È successo di tutto: dagli scontri pre partita dei soliti Hooligan mai del tutto debellati, al gol inaspettato a soli 2 minuti dal fischio d’inizio che ha proiettato la squadra di casa in vantaggio senza particolari meriti, passando per 120 minuti di sofferenza intervallati dal gol di Bonucci e un possesso palla italiano che avrebbe fatto sgranare gli occhi anche al grande Guardiola. Poi l’epilogo finale, con la lotteria dei rigori che ha visto la nazionale di Roberto Mancini vincere meritatamente partita, finale ed Europeo.

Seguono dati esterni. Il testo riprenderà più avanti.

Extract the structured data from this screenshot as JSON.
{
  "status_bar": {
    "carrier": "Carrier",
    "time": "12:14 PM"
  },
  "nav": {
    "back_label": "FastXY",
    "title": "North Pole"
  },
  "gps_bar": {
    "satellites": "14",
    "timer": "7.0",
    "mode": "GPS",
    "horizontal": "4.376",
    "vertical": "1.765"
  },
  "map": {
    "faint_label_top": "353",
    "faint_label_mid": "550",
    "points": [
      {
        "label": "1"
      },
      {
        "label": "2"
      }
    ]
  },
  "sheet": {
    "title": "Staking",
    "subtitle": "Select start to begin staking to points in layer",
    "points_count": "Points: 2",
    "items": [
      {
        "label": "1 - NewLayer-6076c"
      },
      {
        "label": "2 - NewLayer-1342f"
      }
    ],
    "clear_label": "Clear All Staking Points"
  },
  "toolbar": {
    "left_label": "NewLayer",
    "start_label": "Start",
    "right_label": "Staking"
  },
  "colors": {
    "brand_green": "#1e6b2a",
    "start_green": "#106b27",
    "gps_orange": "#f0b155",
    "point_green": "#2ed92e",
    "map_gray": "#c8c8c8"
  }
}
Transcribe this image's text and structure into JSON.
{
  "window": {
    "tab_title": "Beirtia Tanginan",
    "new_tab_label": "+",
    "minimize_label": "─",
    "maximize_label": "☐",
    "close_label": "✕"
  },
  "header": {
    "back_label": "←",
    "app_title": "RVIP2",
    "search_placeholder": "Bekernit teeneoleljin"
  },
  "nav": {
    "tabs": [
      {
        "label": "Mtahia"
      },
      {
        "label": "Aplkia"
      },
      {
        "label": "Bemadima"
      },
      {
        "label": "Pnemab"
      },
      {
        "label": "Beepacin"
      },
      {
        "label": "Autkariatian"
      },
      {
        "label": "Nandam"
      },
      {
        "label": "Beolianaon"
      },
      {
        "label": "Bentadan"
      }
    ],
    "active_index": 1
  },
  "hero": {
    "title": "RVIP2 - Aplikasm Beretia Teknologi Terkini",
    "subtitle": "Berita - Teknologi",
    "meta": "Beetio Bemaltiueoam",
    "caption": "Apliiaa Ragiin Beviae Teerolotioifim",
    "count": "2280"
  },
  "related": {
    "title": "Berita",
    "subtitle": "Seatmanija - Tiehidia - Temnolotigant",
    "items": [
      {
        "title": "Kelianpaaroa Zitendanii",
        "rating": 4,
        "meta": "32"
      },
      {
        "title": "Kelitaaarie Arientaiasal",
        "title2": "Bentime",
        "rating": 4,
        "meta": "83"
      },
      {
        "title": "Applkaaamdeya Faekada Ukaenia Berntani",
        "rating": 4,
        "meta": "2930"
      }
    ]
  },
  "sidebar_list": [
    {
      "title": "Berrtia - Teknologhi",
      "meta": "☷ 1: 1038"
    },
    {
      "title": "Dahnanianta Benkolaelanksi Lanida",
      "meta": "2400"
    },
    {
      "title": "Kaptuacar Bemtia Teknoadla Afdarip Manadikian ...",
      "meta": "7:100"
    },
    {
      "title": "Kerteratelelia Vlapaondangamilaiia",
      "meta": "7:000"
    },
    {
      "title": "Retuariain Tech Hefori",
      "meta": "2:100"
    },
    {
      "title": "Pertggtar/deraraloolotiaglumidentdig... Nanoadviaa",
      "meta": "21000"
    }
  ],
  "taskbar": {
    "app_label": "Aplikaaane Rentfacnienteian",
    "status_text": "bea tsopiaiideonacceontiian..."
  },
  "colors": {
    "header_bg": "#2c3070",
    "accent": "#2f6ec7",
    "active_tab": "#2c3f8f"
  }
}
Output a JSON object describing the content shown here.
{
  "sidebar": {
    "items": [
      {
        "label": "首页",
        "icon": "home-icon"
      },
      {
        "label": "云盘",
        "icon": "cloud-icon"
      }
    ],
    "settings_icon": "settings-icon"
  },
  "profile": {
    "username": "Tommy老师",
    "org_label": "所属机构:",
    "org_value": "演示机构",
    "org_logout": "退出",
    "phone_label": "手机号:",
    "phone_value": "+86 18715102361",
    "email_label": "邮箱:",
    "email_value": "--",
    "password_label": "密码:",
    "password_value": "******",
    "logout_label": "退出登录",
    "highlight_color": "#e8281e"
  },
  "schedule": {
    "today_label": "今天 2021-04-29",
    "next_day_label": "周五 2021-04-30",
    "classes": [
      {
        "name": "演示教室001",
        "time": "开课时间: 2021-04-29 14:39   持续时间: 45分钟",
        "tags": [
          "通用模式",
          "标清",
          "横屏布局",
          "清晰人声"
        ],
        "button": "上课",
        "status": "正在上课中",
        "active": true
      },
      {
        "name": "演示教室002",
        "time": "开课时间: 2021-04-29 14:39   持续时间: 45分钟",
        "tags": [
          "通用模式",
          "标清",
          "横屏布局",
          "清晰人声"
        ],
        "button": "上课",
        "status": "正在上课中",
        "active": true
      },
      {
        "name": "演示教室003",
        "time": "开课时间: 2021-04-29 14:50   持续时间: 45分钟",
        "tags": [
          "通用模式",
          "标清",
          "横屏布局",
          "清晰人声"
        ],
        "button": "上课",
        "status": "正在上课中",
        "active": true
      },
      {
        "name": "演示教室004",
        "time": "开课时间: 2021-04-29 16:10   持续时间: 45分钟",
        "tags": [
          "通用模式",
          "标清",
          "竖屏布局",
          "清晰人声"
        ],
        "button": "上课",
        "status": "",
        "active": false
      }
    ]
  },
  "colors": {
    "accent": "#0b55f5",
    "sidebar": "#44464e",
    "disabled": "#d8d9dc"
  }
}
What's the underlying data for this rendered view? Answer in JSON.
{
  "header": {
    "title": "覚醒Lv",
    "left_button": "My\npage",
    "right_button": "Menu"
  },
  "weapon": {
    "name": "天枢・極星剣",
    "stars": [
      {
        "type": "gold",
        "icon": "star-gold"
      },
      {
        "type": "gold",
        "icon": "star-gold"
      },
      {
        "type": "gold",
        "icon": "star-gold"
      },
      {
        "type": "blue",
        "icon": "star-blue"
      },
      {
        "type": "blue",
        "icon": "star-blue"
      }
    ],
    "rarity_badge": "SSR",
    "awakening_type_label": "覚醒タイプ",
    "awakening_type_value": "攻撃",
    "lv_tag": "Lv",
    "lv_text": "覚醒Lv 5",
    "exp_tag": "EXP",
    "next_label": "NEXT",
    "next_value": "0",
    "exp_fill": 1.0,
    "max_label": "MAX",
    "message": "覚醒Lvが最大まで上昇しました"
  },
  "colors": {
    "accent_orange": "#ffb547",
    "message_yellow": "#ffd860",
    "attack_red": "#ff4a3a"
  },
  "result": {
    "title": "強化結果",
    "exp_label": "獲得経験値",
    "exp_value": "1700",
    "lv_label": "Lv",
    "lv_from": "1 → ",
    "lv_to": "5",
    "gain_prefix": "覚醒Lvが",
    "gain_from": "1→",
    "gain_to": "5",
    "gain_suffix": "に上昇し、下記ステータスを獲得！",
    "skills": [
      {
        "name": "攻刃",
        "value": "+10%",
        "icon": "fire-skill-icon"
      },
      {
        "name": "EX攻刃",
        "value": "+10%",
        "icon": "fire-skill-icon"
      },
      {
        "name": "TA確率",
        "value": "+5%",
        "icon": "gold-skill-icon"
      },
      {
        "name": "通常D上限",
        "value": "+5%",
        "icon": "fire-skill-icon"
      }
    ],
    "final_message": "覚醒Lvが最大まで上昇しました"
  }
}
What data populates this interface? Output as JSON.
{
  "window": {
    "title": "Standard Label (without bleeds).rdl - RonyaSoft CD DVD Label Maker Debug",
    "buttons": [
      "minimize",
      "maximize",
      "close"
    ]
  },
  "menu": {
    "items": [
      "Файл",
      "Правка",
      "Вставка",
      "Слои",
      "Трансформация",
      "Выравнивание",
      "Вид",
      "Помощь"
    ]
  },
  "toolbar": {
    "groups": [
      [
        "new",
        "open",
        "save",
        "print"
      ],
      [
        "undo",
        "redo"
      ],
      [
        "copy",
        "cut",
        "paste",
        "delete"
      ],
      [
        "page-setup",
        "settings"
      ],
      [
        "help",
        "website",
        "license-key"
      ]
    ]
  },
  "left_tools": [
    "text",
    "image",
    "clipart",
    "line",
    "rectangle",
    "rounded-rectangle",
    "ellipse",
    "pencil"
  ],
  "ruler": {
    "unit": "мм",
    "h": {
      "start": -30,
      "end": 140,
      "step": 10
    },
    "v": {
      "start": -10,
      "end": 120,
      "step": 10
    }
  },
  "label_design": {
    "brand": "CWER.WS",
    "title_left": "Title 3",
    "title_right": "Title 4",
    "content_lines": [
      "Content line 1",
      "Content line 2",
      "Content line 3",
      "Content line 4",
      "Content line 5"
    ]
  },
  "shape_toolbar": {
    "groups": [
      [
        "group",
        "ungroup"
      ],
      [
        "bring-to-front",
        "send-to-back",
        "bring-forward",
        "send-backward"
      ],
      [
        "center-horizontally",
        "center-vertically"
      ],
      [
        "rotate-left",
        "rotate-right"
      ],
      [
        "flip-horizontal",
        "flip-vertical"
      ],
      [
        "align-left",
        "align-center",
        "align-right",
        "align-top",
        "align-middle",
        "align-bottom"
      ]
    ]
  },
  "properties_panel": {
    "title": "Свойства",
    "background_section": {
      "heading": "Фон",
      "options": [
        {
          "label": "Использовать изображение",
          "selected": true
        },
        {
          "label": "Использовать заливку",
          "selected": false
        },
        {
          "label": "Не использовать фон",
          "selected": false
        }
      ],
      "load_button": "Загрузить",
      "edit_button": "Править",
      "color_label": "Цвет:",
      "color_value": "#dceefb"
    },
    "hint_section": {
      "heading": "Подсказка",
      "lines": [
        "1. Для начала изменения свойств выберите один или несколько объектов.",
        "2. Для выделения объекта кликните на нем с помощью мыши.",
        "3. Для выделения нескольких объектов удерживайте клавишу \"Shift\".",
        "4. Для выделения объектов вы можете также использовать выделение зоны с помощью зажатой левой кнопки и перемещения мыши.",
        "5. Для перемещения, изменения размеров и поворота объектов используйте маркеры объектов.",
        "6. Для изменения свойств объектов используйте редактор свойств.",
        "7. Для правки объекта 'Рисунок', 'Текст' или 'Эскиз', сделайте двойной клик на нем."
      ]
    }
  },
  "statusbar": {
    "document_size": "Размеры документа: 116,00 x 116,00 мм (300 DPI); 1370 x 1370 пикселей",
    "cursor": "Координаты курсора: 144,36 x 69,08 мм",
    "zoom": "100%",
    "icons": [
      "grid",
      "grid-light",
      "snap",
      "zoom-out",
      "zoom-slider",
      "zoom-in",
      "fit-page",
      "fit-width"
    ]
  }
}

Tutto qui? No, ecco la Lezione n.2. Per settimane i tifosi britannici hanno tediato l’Europa con la litania “it’s coming home” riferito alla Coppa, sentendosi già vincitori. Lo stesso Primo Ministro Johnson nelle interviste dava quasi per scontato il ritorno a casa di una coppa mai vinta (e questo la dice lunga sulla questione). Insomma, secondo una nazione intera era già tutto deciso prima ancora di potersi tuffare (I’m sorry mr. Sterling) sul campo di battaglia, con l’inno di Mameli coperto dai fischi di quelli che, per antonomasia, si sono sempre beati del loro aplomb britannico.

Alla fine, quello che resta, è la vittoria di una nazionale giovane, quella italiana, che ha fatto della coesione umana e tattica il punto di forza, rimettendo in carreggiata una partita che pareva persa giocando un buon calcio, onorando questo sport (non il business che gravita intorno) nella patria del calcio. Mentre uno ad uno i calciatori inglesi strappavano la medaglia del secondo posto come fosse un cancro da estirpare, davanti agli occhi di milioni di persone si consumava la peggiore sconfitta del Regno Unito.

Essere sportivi solo quando si vince è la mortificazione dello sport stesso, è lo stato di mediocrità di chi sa accettare le cose come sono solo quando, queste, volgono proprio favore. Tutto questo succedeva a pochi passi dall’immagine simbolo dello sport, iconica quanto l’urlo di Tardelli nell’82. L’abbraccio tra le lacrime dei due fratelli del gol, Mancini e Vialli, intenso e umano, in barba al covid e ai disvalori mostrati dagli inglesi. Erano in campo nel 1992 quando persero a Wembley la Coppa dei Campioni, erano in campo ieri per trasformare una amara sconfitta in una vittoria condivisa.

La dedica finale di Mancini, al suo vecchio presidente ai tempi della Sampdoria, Mantovani, ha il sapore della maturità, della memoria, non della vendetta da consumarsi. I fratelli d’Italia, questa volta, hanno zittito i leoni della Regina.